Lofkvist wants to lead Giro squad for Team Sky, then play a support role in Tour

by Shane Stokes at 7:46 AM EST   comments
Categories: Pro Cycling, Tour de France, Giro d'Italia
Difficult balancing act to be in good shape for both Grand Tours

Thomas LofkvistAfter placing 17th in this year’s Tour de France and finishing as Team Sky’s best rider in Paris, Thomas Lofkvist is planning a different schedule for 2011. The 26 year old Swede appears to be believe that a top placing in the French event is not possible, and would rather aim for the earlier Giro d’Italia instead.

Lovkvist has a good history in the race, riding strongly there in 2009. He was a member of HTC Columbia’s team time trial-winning squad on the opening day of the race, and became the race leader when he finished sixth on stage four’s mountain leg to San Martino di Castrozza. Soaking up the encouragement of the fans, he defended that jersey in style when he placed second behind eventual race winner Denis Menchov one day later. In all, he held the Maglia Rosa for a total of six days.

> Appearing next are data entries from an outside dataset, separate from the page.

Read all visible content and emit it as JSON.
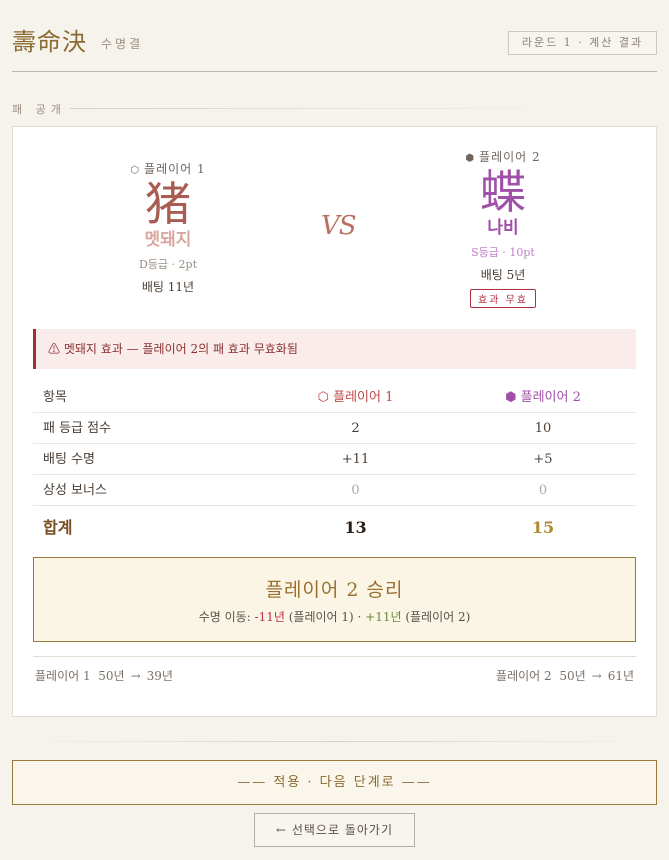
{
  "header": {
    "logo": "壽命決",
    "logo_sub": "수명결",
    "round_badge": "라운드 1 · 계산 결과"
  },
  "section": {
    "label": "패 공개"
  },
  "player1": {
    "name": "플레이어 1",
    "icon": "hollow-hexagon-icon",
    "kanji": "猪",
    "card_name": "멧돼지",
    "grade": "D등급 · 2pt",
    "bet": "배팅 11년"
  },
  "player2": {
    "name": "플레이어 2",
    "icon": "filled-hexagon-icon",
    "kanji": "蝶",
    "card_name": "나비",
    "grade": "S등급 · 10pt",
    "bet": "배팅 5년",
    "badge": "효과 무효"
  },
  "vs": "VS",
  "alert": {
    "icon": "⚠",
    "text": "멧돼지 효과 — 플레이어 2의 패 효과 무효화됨"
  },
  "table": {
    "headers": {
      "label": "항목",
      "p1": "플레이어 1",
      "p2": "플레이어 2"
    },
    "rows": [
      {
        "label": "패 등급 점수",
        "p1": "2",
        "p2": "10"
      },
      {
        "label": "배팅 수명",
        "p1": "+11",
        "p2": "+5"
      },
      {
        "label": "상성 보너스",
        "p1": "0",
        "p2": "0"
      }
    ],
    "total": {
      "label": "합계",
      "p1": "13",
      "p2": "15"
    }
  },
  "result": {
    "title": "플레이어 2 승리",
    "desc_prefix": "수명 이동: ",
    "p1_delta": "-11년",
    "p1_tag": " (플레이어 1) · ",
    "p2_delta": "+11년",
    "p2_tag": " (플레이어 2)"
  },
  "lifespan": {
    "p1": {
      "name": "플레이어 1",
      "from": "50년",
      "arrow": "→",
      "to": "39년"
    },
    "p2": {
      "name": "플레이어 2",
      "from": "50년",
      "arrow": "→",
      "to": "61년"
    }
  },
  "buttons": {
    "apply": "—— 적용 · 다음 단계로 ——",
    "back": "← 선택으로 돌아가기"
  },
  "colors": {
    "gold_accent": "#8a6a2f",
    "p1_color": "#c04848",
    "p2_color": "#a050a8",
    "alert_bg": "#fbecec"
  }
}
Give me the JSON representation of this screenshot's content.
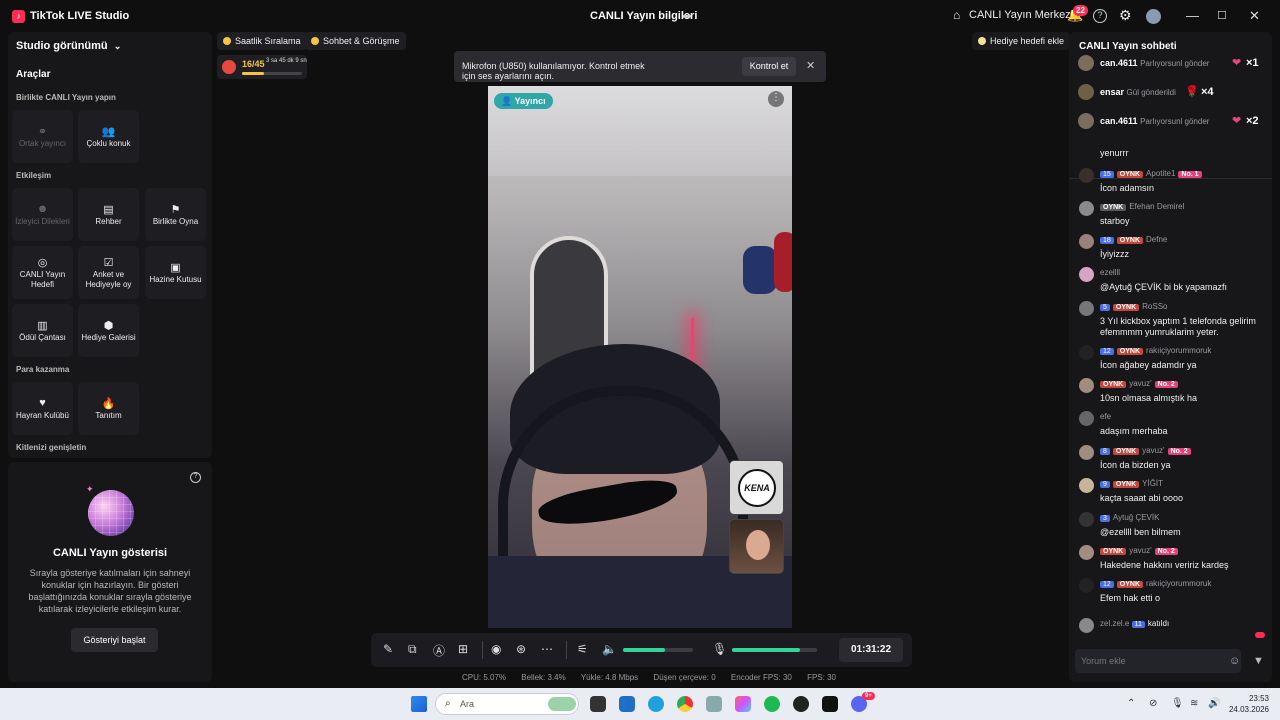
{
  "window": {
    "app_title": "TikTok LIVE Studio",
    "center_title": "CANLI Yayın bilgileri",
    "live_center": "CANLI Yayın Merkezi",
    "notif_count": "22"
  },
  "left": {
    "studio_view": "Studio görünümü",
    "tools_title": "Araçlar",
    "section_together": "Birlikte CANLI Yayın yapın",
    "tiles_together": [
      {
        "label": "Ortak yayıncı",
        "icon": "co-host-icon",
        "enabled": false
      },
      {
        "label": "Çoklu konuk",
        "icon": "multi-guest-icon",
        "enabled": true
      }
    ],
    "section_interaction": "Etkileşim",
    "tiles_interaction": [
      {
        "label": "İzleyici Dilekleri",
        "icon": "viewer-wishes-icon",
        "enabled": false
      },
      {
        "label": "Rehber",
        "icon": "guide-icon",
        "enabled": true
      },
      {
        "label": "Birlikte Oyna",
        "icon": "play-together-icon",
        "enabled": true
      },
      {
        "label": "CANLI Yayın Hedefi",
        "icon": "live-goal-icon",
        "enabled": true
      },
      {
        "label": "Anket ve Hediyeyle oy",
        "icon": "poll-icon",
        "enabled": true
      },
      {
        "label": "Hazine Kutusu",
        "icon": "treasure-box-icon",
        "enabled": true
      },
      {
        "label": "Ödül Çantası",
        "icon": "reward-bag-icon",
        "enabled": true
      },
      {
        "label": "Hediye Galerisi",
        "icon": "gift-gallery-icon",
        "enabled": true
      }
    ],
    "section_earn": "Para kazanma",
    "tiles_earn": [
      {
        "label": "Hayran Kulübü",
        "icon": "fan-club-icon",
        "enabled": true
      },
      {
        "label": "Tanıtım",
        "icon": "promote-icon",
        "enabled": true
      }
    ],
    "section_grow": "Kitlenizi genişletin",
    "show": {
      "title": "CANLI Yayın gösterisi",
      "desc": "Sırayla gösteriye katılmaları için sahneyi konuklar için hazırlayın. Bir gösteri başlattığınızda konuklar sırayla gösteriye katılarak izleyicilerle etkileşim kurar.",
      "button": "Gösteriyi başlat"
    }
  },
  "top": {
    "chip_hourly": "Saatlik Sıralama",
    "chip_chat": "Sohbet & Görüşme",
    "goal_count": "16/45",
    "goal_time": "3 sa 45 dk 9 sn",
    "goal_progress": 0.36,
    "gift_goal": "Hediye hedefi ekle"
  },
  "toast": {
    "message": "Mikrofon (U850) kullanılamıyor. Kontrol etmek için ses ayarlarını açın.",
    "button": "Kontrol et"
  },
  "video": {
    "host_badge": "Yayıncı",
    "guest1_logo": "KENA"
  },
  "controls": {
    "speaker_level": 0.6,
    "mic_level": 0.8,
    "timer": "01:31:22"
  },
  "stats": {
    "cpu": "CPU: 5.07%",
    "memory": "Bellek: 3.4%",
    "upload": "Yükle: 4.8 Mbps",
    "dropped": "Düşen çerçeve: 0",
    "encoder_fps": "Encoder FPS: 30",
    "fps": "FPS: 30"
  },
  "chat": {
    "title": "CANLI Yayın sohbeti",
    "pinned": [
      {
        "user": "can.4611",
        "text": "Parlıyorsunl gönder",
        "count": "×1"
      },
      {
        "user": "ensar",
        "text": "Gül gönderildi",
        "count": "×4"
      },
      {
        "user": "can.4611",
        "text": "Parlıyorsunl gönder",
        "count": "×2"
      }
    ],
    "messages": [
      {
        "meta": "",
        "text": "yenurrr"
      },
      {
        "level": "15",
        "fan": "OYNK",
        "user": "Apotite1",
        "rank": "No. 1",
        "text": "İcon adamsın"
      },
      {
        "fan": "OYNK",
        "user": "Efehan Demirel",
        "text": "starboy"
      },
      {
        "level": "18",
        "fan": "OYNK",
        "user": "Defne",
        "text": "İyiyizzz"
      },
      {
        "user": "ezellll",
        "text": "@Aytuğ ÇEVİK bi bk yapamazfı"
      },
      {
        "level": "5",
        "fan": "OYNK",
        "user": "RoSSo",
        "text": "3 Yıl kickbox yaptım 1 telefonda gelirim efemmmm yumruklarim yeter."
      },
      {
        "level": "12",
        "fan": "OYNK",
        "user": "rakıiçiyorummoruk",
        "text": "İcon ağabey adamdır ya"
      },
      {
        "fan": "OYNK",
        "user": "yavuz'",
        "rank": "No. 2",
        "text": "10sn olmasa almıştık ha"
      },
      {
        "user": "efe",
        "text": "adaşım merhaba"
      },
      {
        "level": "8",
        "fan": "OYNK",
        "user": "yavuz'",
        "rank": "No. 2",
        "text": "İcon da bizden ya"
      },
      {
        "level": "9",
        "fan": "OYNK",
        "user": "YİĞİT",
        "text": "kaçta saaat abi oooo"
      },
      {
        "level": "3",
        "user": "Aytuğ ÇEVİK",
        "text": "@ezellll  ben bilmem"
      },
      {
        "fan": "OYNK",
        "user": "yavuz'",
        "rank": "No. 2",
        "text": "Hakedene hakkını veririz kardeş"
      },
      {
        "level": "12",
        "fan": "OYNK",
        "user": "rakıiçiyorummoruk",
        "text": "Efem hak etti o"
      },
      {
        "user": "zel.zel.e",
        "level": "11",
        "text": "katıldı"
      }
    ],
    "input_placeholder": "Yorum ekle"
  },
  "taskbar": {
    "search": "Ara",
    "time": "23:53",
    "date": "24.03.2026",
    "discord_badge": "9+"
  }
}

Lofkvist weakened towards the end of the race, but knows if he gets things right in 2011, it could go well for him. Because of that, he will aim to ride strongly in Italy next year, then play a helping role in July.

“There are many great riders who will do the Tour. There are more chances for me in the Giro,” he told Eurosport.se. “If I get what I want, I’ll go to ride as captain in the Giro and then as a support rider in the Tour.”

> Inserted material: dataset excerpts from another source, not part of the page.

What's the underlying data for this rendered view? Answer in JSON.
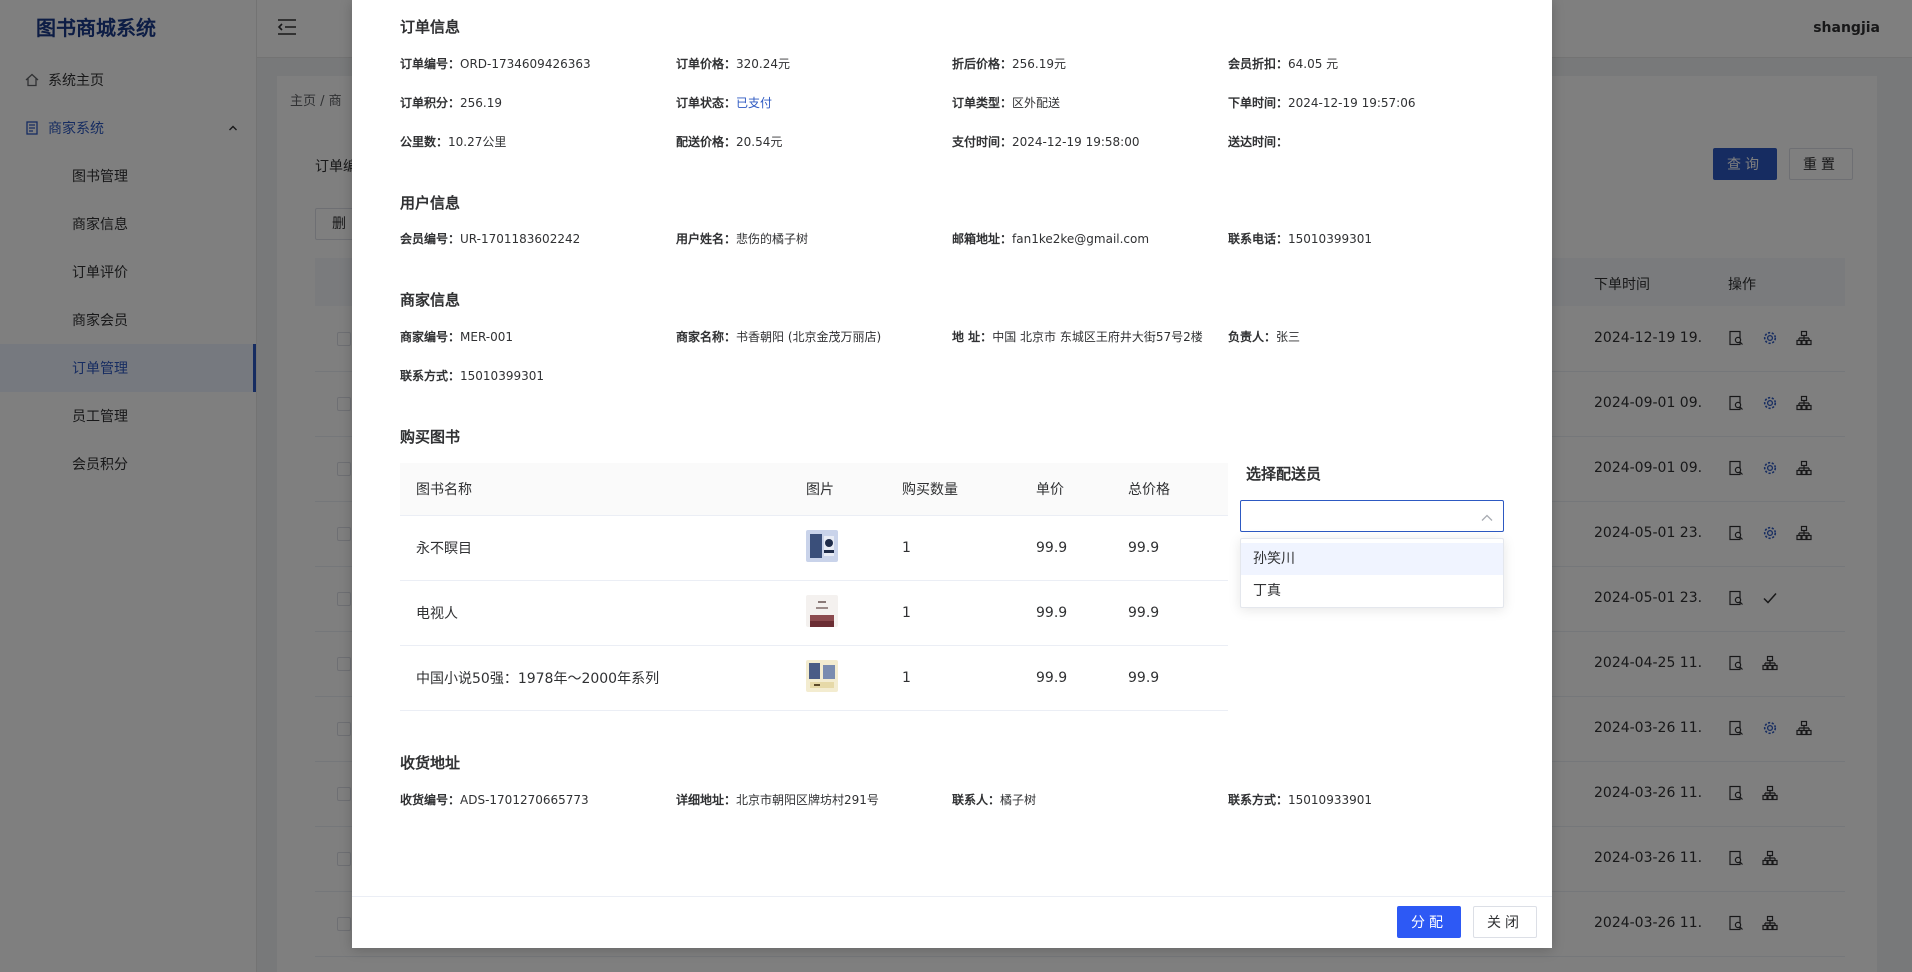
{
  "app": {
    "title": "图书商城系统",
    "user": "shangjia"
  },
  "sidebar": {
    "items": [
      {
        "label": "系统主页",
        "icon": "home-icon"
      },
      {
        "label": "商家系统",
        "icon": "document-icon"
      },
      {
        "label": "图书管理"
      },
      {
        "label": "商家信息"
      },
      {
        "label": "订单评价"
      },
      {
        "label": "商家会员"
      },
      {
        "label": "订单管理"
      },
      {
        "label": "员工管理"
      },
      {
        "label": "会员积分"
      }
    ]
  },
  "background": {
    "breadcrumb": "主页  /  商",
    "query_label": "订单编",
    "query_button": "查询",
    "reset_button": "重置",
    "delete_button": "删",
    "col_time": "下单时间",
    "col_ops": "操作",
    "rows": [
      {
        "time": "2024-12-19 19..."
      },
      {
        "time": "2024-09-01 09..."
      },
      {
        "time": "2024-09-01 09..."
      },
      {
        "time": "2024-05-01 23..."
      },
      {
        "time": "2024-05-01 23..."
      },
      {
        "time": "2024-04-25 11..."
      },
      {
        "time": "2024-03-26 11..."
      },
      {
        "time": "2024-03-26 11..."
      },
      {
        "time": "2024-03-26 11..."
      },
      {
        "time": "2024-03-26 11..."
      }
    ]
  },
  "dialog": {
    "order_section": "订单信息",
    "order": {
      "id_k": "订单编号：",
      "id_v": "ORD-1734609426363",
      "price_k": "订单价格：",
      "price_v": "320.24元",
      "disc_k": "折后价格：",
      "disc_v": "256.19元",
      "member_k": "会员折扣：",
      "member_v": "64.05 元",
      "points_k": "订单积分：",
      "points_v": "256.19",
      "status_k": "订单状态：",
      "status_v": "已支付",
      "type_k": "订单类型：",
      "type_v": "区外配送",
      "ordertime_k": "下单时间：",
      "ordertime_v": "2024-12-19 19:57:06",
      "km_k": "公里数：",
      "km_v": "10.27公里",
      "ship_k": "配送价格：",
      "ship_v": "20.54元",
      "paytime_k": "支付时间：",
      "paytime_v": "2024-12-19 19:58:00",
      "deliver_k": "送达时间：",
      "deliver_v": ""
    },
    "user_section": "用户信息",
    "user": {
      "id_k": "会员编号：",
      "id_v": "UR-1701183602242",
      "name_k": "用户姓名：",
      "name_v": "悲伤的橘子树",
      "email_k": "邮箱地址：",
      "email_v": "fan1ke2ke@gmail.com",
      "phone_k": "联系电话：",
      "phone_v": "15010399301"
    },
    "merchant_section": "商家信息",
    "merchant": {
      "id_k": "商家编号：",
      "id_v": "MER-001",
      "name_k": "商家名称：",
      "name_v": "书香朝阳 (北京金茂万丽店)",
      "addr_k": "地 址：",
      "addr_v": "中国 北京市 东城区王府井大街57号2楼",
      "owner_k": "负责人：",
      "owner_v": "张三",
      "contact_k": "联系方式：",
      "contact_v": "15010399301"
    },
    "books_section": "购买图书",
    "books_head": {
      "name": "图书名称",
      "img": "图片",
      "qty": "购买数量",
      "price": "单价",
      "total": "总价格"
    },
    "books": [
      {
        "name": "永不瞑目",
        "qty": "1",
        "price": "99.9",
        "total": "99.9"
      },
      {
        "name": "电视人",
        "qty": "1",
        "price": "99.9",
        "total": "99.9"
      },
      {
        "name": "中国小说50强：1978年～2000年系列",
        "qty": "1",
        "price": "99.9",
        "total": "99.9"
      }
    ],
    "assign_title": "选择配送员",
    "couriers": [
      "孙笑川",
      "丁真"
    ],
    "address_section": "收货地址",
    "address": {
      "id_k": "收货编号：",
      "id_v": "ADS-1701270665773",
      "detail_k": "详细地址：",
      "detail_v": "北京市朝阳区牌坊村291号",
      "contact_k": "联系人：",
      "contact_v": "橘子树",
      "phone_k": "联系方式：",
      "phone_v": "15010933901"
    },
    "assign_button": "分配",
    "close_button": "关闭"
  },
  "colors": {
    "primary": "#2d59c2",
    "assign": "#2d59f5",
    "paid": "#2d59c2"
  }
}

Planning his season like that can be risky, though, as the difficult of the modern Giro makes it tough to recover in time for the Tour. Cadel Evans and Giro winner Ivan Basso rode strongly the first Grand Tour but struggled in the second; Lofkvist’s team-mate Bradley Wiggins didn’t dig deep in Italy, yet was still off-form in France.

Lofkvist is one of Team Sky’s top GC riders. Because of the need to have him going well in the Tour, his chances of riding the Giro as the team leader depend on management giving him the green light to push hard in the first of those two races.

Reacts to WADA late-night testing:

The Swede also commented on WADA’s proposed tactic of carrying out testing much later in the evening that is currently planned. The World Anti Doping Agency’s Independent Observers’ report from the 2010 Tour de France advocated carrying out anti-doping examinations, ‘in less acceptable hours with a greater chance of detecting substances and/or methods with short detection windows.’

While some have interpreted this as meaning midnight raids, it is likely that WADA is not talking about waking riders from their sleep, but rather testing them shortly before they head to bed.

Given that the Tour competitors are already very fatigued from the demands of riding a three week event, Lofkvist is cautious about the proposal. “I would not be so happy and impressed if they arrived in the middle of the night,” he said. “It is important to get to sleep the whole night. If you woke up, perhaps you would not settle down again later. They out to consider the matter thoroughly before making decisions.”